There has recently been discovered a strange malady which attacks travelers at sea. I find competitors in writing travel stuff have me on the hip in this regard. This new malady, in which I know the public must have a breathless interest, is so replete with possibilities from a pencil pusher's standpoint, I more than half suspect that some writers aren't playing fair.

I fear some of them are no more qualified from personal experience to write about it than I am, but they are banging ahead and writing about it anyway, just because it is a new, fresh subject, full of thrilling possibilities for the pen artist, and as for the artist who can draw pictures to illustrate it—honest you'd die laughing, there's so many funny things about it.

The ship's doctor, whom I've interviewed for data, advised me to cut it out; that, like everything new, the writers have already overworked it.

He told me they called it seasickness in the steerage, and mal de mer in first cabin, and that it hits first cabin harder than it does steerage.

I never was strong on fads. The beaten path for me!

I am also under contract to write about the folks I meet. Now there's a subject worth while,—folks. You'll strike them on shipboard. I'm pretty close to one chap so soon. He is on a business trip to China. He is from some place in Missouri—he's from Missouri all right.

I understand he has dealt largely in horses. It's his first trip to Japan and China, and he seems to cling to me, and I have much of his life's history. The first thing I noticed about him was his beautiful teeth—as fine a set of teeth as I ever saw in a man's mouth. The first meal after sailing he got up and left the table abruptly, and I missed him till the next meal, when again he left the table—seemed to be in trouble.

The next time I saw him was at dinner, and I was shocked! He had lost two teeth on one side and three on the other—upper teeth. It made a great difference in his personal appearance—but he seemed to enjoy that meal without any break.

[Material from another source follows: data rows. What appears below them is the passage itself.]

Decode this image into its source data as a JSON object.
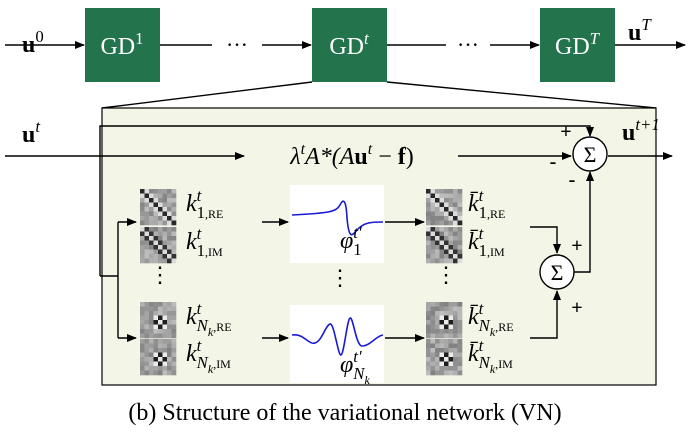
{
  "top": {
    "input": {
      "base": "u",
      "bold": true,
      "sup": "0"
    },
    "output": {
      "base": "u",
      "bold": true,
      "sup": "T"
    },
    "blocks": [
      {
        "base": "GD",
        "sup": "1"
      },
      {
        "base": "GD",
        "sup": "t"
      },
      {
        "base": "GD",
        "sup": "T"
      }
    ],
    "ellipses": [
      "···",
      "···"
    ]
  },
  "detail": {
    "input": {
      "base": "u",
      "bold": true,
      "sup": "t"
    },
    "output": {
      "base": "u",
      "bold": true,
      "sup": "t+1"
    },
    "data_term": [
      {
        "text": "λ"
      },
      {
        "sup": "t"
      },
      {
        "text": "A*(A"
      },
      {
        "bold": "u"
      },
      {
        "sup": "t"
      },
      {
        "text": " − "
      },
      {
        "bold": "f"
      },
      {
        "text": ")"
      }
    ],
    "filters": [
      {
        "base": "k",
        "sup": "t",
        "sub": "1",
        "subtail": ",RE"
      },
      {
        "base": "k",
        "sup": "t",
        "sub": "1",
        "subtail": ",IM"
      },
      {
        "base": "k",
        "sup": "t",
        "sub": "N",
        "subsub": "k",
        "subtail": ",RE"
      },
      {
        "base": "k",
        "sup": "t",
        "sub": "N",
        "subsub": "k",
        "subtail": ",IM"
      }
    ],
    "adjoint_filters": [
      {
        "base": "k̄",
        "sup": "t",
        "sub": "1",
        "subtail": ",RE"
      },
      {
        "base": "k̄",
        "sup": "t",
        "sub": "1",
        "subtail": ",IM"
      },
      {
        "base": "k̄",
        "sup": "t",
        "sub": "N",
        "subsub": "k",
        "subtail": ",RE"
      },
      {
        "base": "k̄",
        "sup": "t",
        "sub": "N",
        "subsub": "k",
        "subtail": ",IM"
      }
    ],
    "activations": [
      {
        "base": "φ",
        "sup": "t′",
        "sub": "1"
      },
      {
        "base": "φ",
        "sup": "t′",
        "sub": "N",
        "subsub": "k"
      }
    ],
    "vdots": [
      "⋮",
      "⋮",
      "⋮"
    ],
    "sum_symbol": "Σ",
    "signs": [
      "+",
      "-",
      "-",
      "+",
      "+"
    ]
  },
  "caption": "(b) Structure of the variational network (VN)"
}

After dinner, on deck, away from anyone else, I commiserated him on the loss of those teeth—felt well enough acquainted—you can make better time getting acquainted on shipboard than anywhere else.

I asked him why he had to sacrifice those teeth; that they looked like fine teeth. Was it really necessary to have them out? Hadn't he taken a chance in having the ship's doctor play dentist? And then he poured out his whole soul to me about those teeth.